Goma — Residents here are preoccupied by rumours that the M23 may recapture Goma this holiday season. On the street, very few signs advertise Christmas sales. Christmas trees and ornaments still sit in shops waiting to be bought. However, not everyone has lost a holiday sense of hope.
Yes, the political climate is tense. But, no, not everyone is willing to forego Christmas. In fact, some young people RNW spoke to are so intent on celebrating the festivities, they're doing odd jobs to earn extra money for the season. Others are less concerned about finances, but no less set on fulfilling their hopes for the New Year.
"Since the whole M23 saga, money hasn't really been flowing. People have stopped buying," says Papy Inusi. The young man who runs a small retail business at the Higher Institute of Commerce (ISC) is hoping the long hours he's been keeping will maximize his potential for revenue.
"That's why I decided to start opening around 7 AM and close by 6 PM," he explains. "With the little extra money I get, I reckon I'll be able to buy some drinks to share with family and friends."
As for beyond 31 December, Papy looks forward to a much more stable Kivu. "I'm sure we will have peace," he says before thoughts return to business. He adds: "I will then be able to expand my small shop into a large food supply store."
Meschack, a young cartoonist, is also keeping busy nowadays. Wanting to make some money to celebrate the festivities, he's working more hours than usual to up the number of pieces he produces. His drawings are commentaries on the war in eastern DRC.

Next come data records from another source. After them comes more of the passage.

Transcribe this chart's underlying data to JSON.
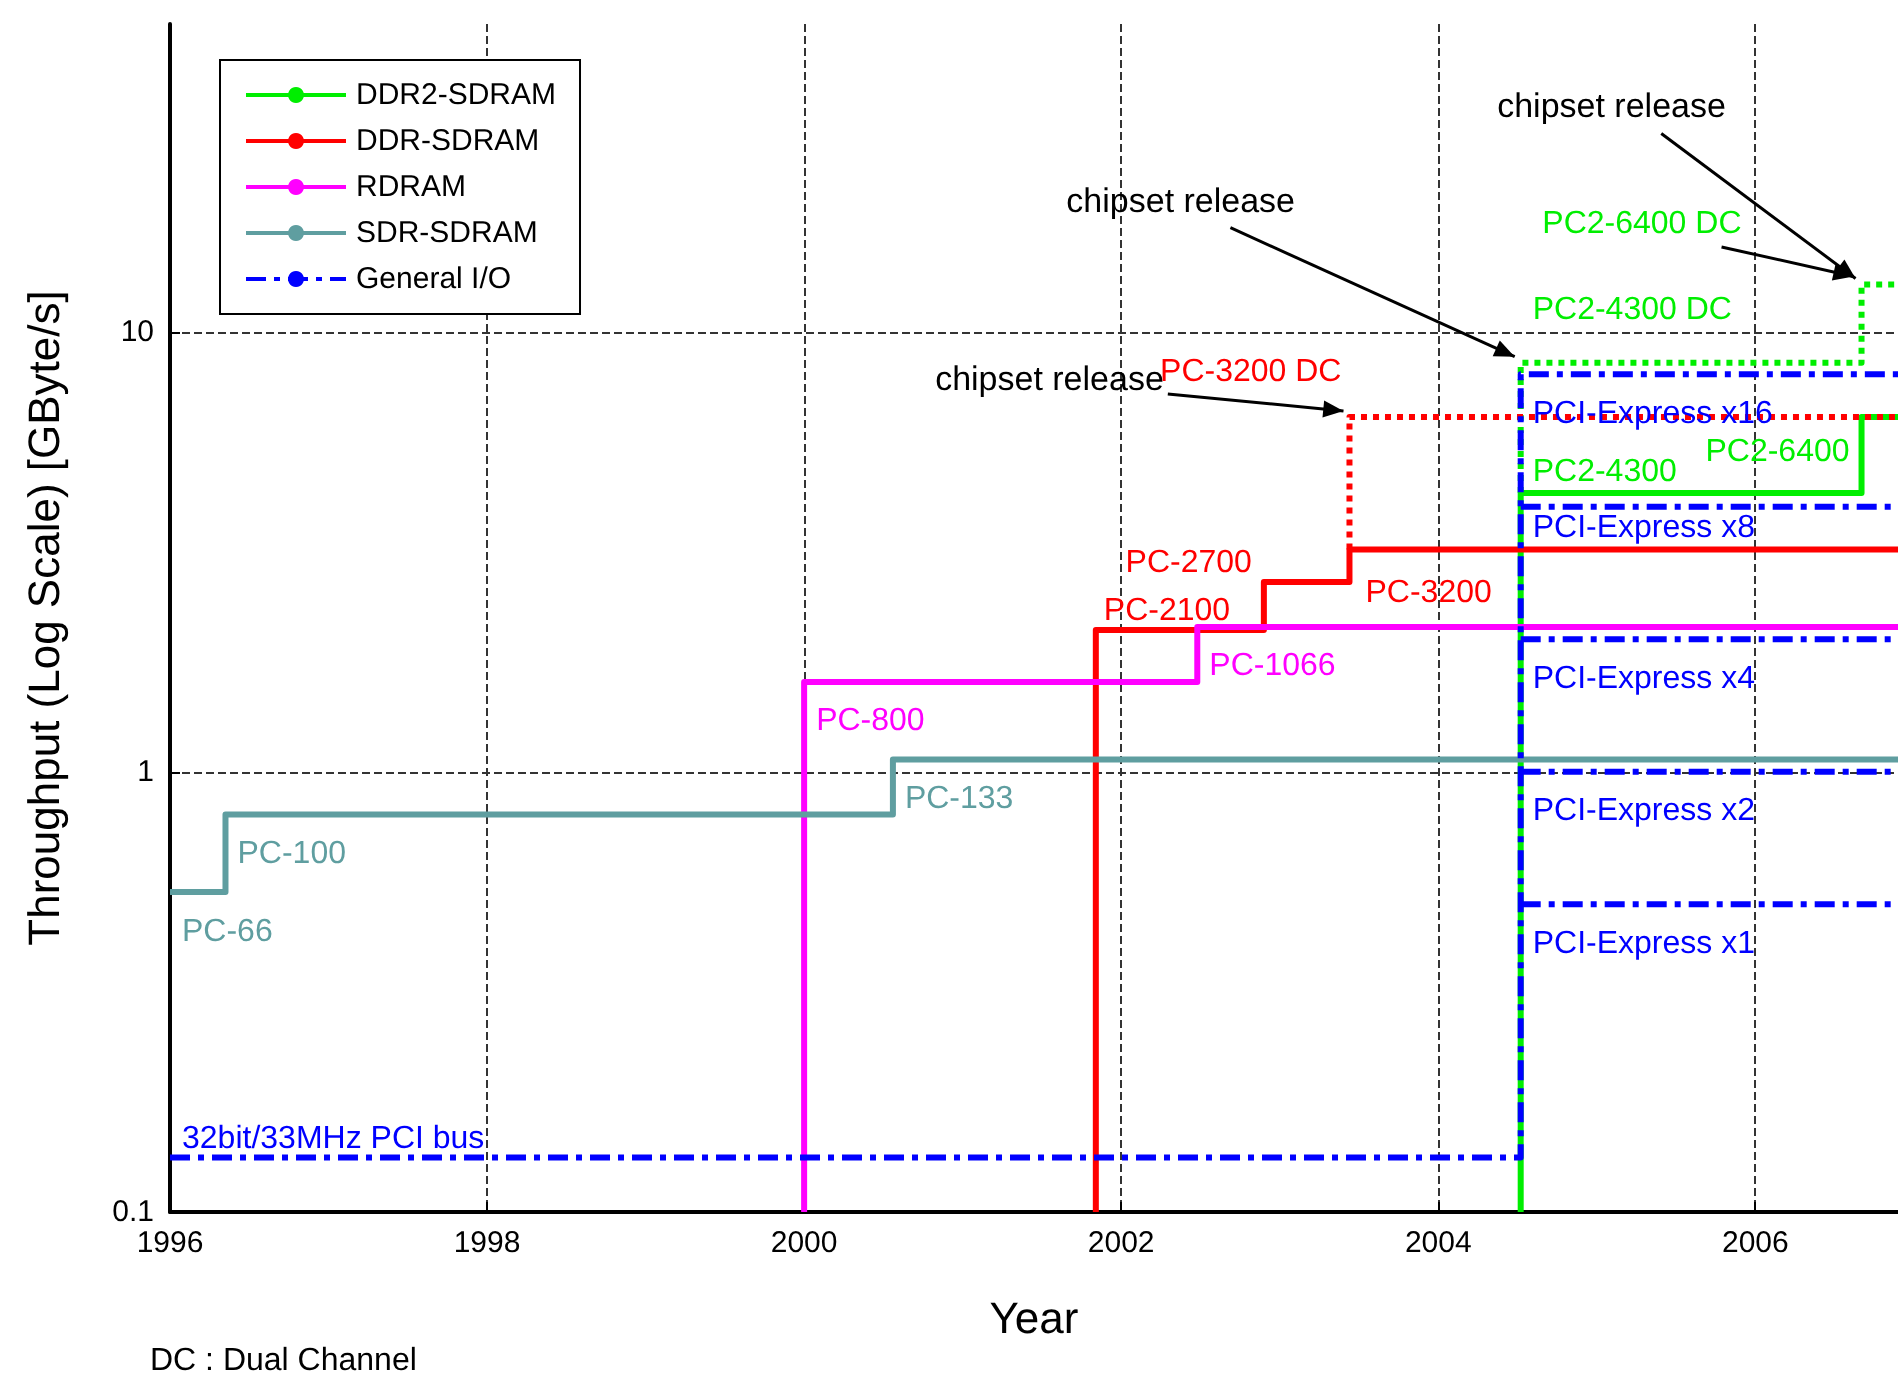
{
  "chart_data": {
    "type": "step",
    "xlabel": "Year",
    "ylabel": "Throughput (Log Scale) [GByte/s]",
    "xlim": [
      1996,
      2006.9
    ],
    "xticks": [
      1996,
      1998,
      2000,
      2002,
      2004,
      2006
    ],
    "ylim": [
      0.1,
      50
    ],
    "yticks": [
      0.1,
      1,
      10
    ],
    "log": true,
    "grid": true,
    "legend": "top left",
    "series": [
      {
        "name": "DDR2-SDRAM",
        "color": "#00ee00",
        "x": [
          2004.52,
          2004.52,
          2006.67,
          2006.9
        ],
        "values": [
          0.1,
          4.3,
          6.4,
          6.4
        ]
      },
      {
        "name": "DDR-SDRAM",
        "color": "#ff0000",
        "x": [
          2001.84,
          2001.84,
          2002.9,
          2003.44,
          2006.9
        ],
        "values": [
          0.1,
          2.1,
          2.7,
          3.2,
          3.2
        ]
      },
      {
        "name": "RDRAM",
        "color": "#ff00ff",
        "x": [
          2000,
          2000,
          2002.48,
          2006.9
        ],
        "values": [
          0.1,
          1.6,
          2.133,
          2.133
        ]
      },
      {
        "name": "SDR-SDRAM",
        "color": "#5f9ea0",
        "x": [
          1996,
          1996.35,
          2000.56,
          2006.9
        ],
        "values": [
          0.533,
          0.8,
          1.067,
          1.067
        ]
      },
      {
        "name": "General I/O",
        "color": "#0000ff",
        "line_style": "dashed",
        "x": [
          1996,
          2004.52,
          2004.52,
          2006.9
        ],
        "values": [
          0.133,
          0.133,
          8,
          8
        ]
      },
      {
        "color": "#0000ff",
        "line_style": "dashed",
        "x": [
          2004.52,
          2006.9
        ],
        "values": [
          4,
          4
        ]
      },
      {
        "color": "#0000ff",
        "line_style": "dashed",
        "x": [
          2004.52,
          2006.9
        ],
        "values": [
          2,
          2
        ]
      },
      {
        "color": "#0000ff",
        "line_style": "dashed",
        "x": [
          2004.52,
          2006.9
        ],
        "values": [
          1,
          1
        ]
      },
      {
        "color": "#0000ff",
        "line_style": "dashed",
        "x": [
          2004.52,
          2006.9
        ],
        "values": [
          0.5,
          0.5
        ]
      },
      {
        "color": "#00ee00",
        "line_style": "dotted",
        "x": [
          2004.52,
          2004.52,
          2006.67,
          2006.9
        ],
        "values": [
          4.3,
          8.5,
          12.8,
          12.8
        ]
      },
      {
        "color": "#ff0000",
        "line_style": "dotted",
        "x": [
          2003.44,
          2003.44,
          2006.9
        ],
        "values": [
          3.2,
          6.4,
          6.4
        ]
      }
    ],
    "annotations": [
      {
        "text": "chipset release",
        "x": 2003.44,
        "y": 6.4
      },
      {
        "text": "chipset release",
        "x": 2004.52,
        "y": 8.5
      },
      {
        "text": "chipset release",
        "x": 2006.67,
        "y": 12.8
      },
      {
        "text": "PC-66",
        "x": 1996,
        "y": 0.533
      },
      {
        "text": "PC-100",
        "x": 1996.35,
        "y": 0.8
      },
      {
        "text": "PC-133",
        "x": 2000.56,
        "y": 1.067
      },
      {
        "text": "PC-800",
        "x": 2000,
        "y": 1.6
      },
      {
        "text": "PC-1066",
        "x": 2002.48,
        "y": 2.133
      },
      {
        "text": "PC-2100",
        "x": 2001.84,
        "y": 2.1
      },
      {
        "text": "PC-2700",
        "x": 2002.9,
        "y": 2.7
      },
      {
        "text": "PC-3200",
        "x": 2003.44,
        "y": 3.2
      },
      {
        "text": "PC-3200 DC",
        "x": 2003.44,
        "y": 6.4
      },
      {
        "text": "PC2-4300",
        "x": 2004.52,
        "y": 4.3
      },
      {
        "text": "PC2-6400",
        "x": 2006.67,
        "y": 6.4
      },
      {
        "text": "PC2-4300 DC",
        "x": 2004.52,
        "y": 8.5
      },
      {
        "text": "PC2-6400 DC",
        "x": 2006.67,
        "y": 12.8
      },
      {
        "text": "32bit/33MHz PCI bus",
        "x": 1996,
        "y": 0.133
      },
      {
        "text": "PCI-Express x16",
        "x": 2004.52,
        "y": 8
      },
      {
        "text": "PCI-Express x8",
        "x": 2004.52,
        "y": 4
      },
      {
        "text": "PCI-Express x4",
        "x": 2004.52,
        "y": 2
      },
      {
        "text": "PCI-Express x2",
        "x": 2004.52,
        "y": 1
      },
      {
        "text": "PCI-Express x1",
        "x": 2004.52,
        "y": 0.5
      },
      "DC : Dual Channel"
    ]
  }
}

His hope is that 2013 is a year in which all artists will be acknowledged and appreciated.
"Preparations are not only material," insists James Nzabara, another young man from Goma. "I am preparing myself spiritually to praise the Lord for protecting me all this time. That's the most important thing for me this holiday season," he says.
Then there are other young people who are not doing anything special as the year winds down. As Joëlle Bwende says dismissively: "I don't see why we should do anything special. I'm not. These days are ordinary days, like any other day."
But Joëlle is preparing for something else. "There is a world scouts convention in Canada in 2013," she says. "My dream is to be part of the delegation that will represent my country. It will be a great step forward for the youth of Goma, who will have a voice at the conference."
And the young woman is not alone in her travel fantasies. Many other youth in North Kivu see going abroad as an escape from the instability in their province.
Regardless of their priorities this Christmas, Papi, Meschack, James and Joëlle are all doing their part to reach long-term goals. However, without peace, stability and good governance in the DRC, they may be left wishing for a while.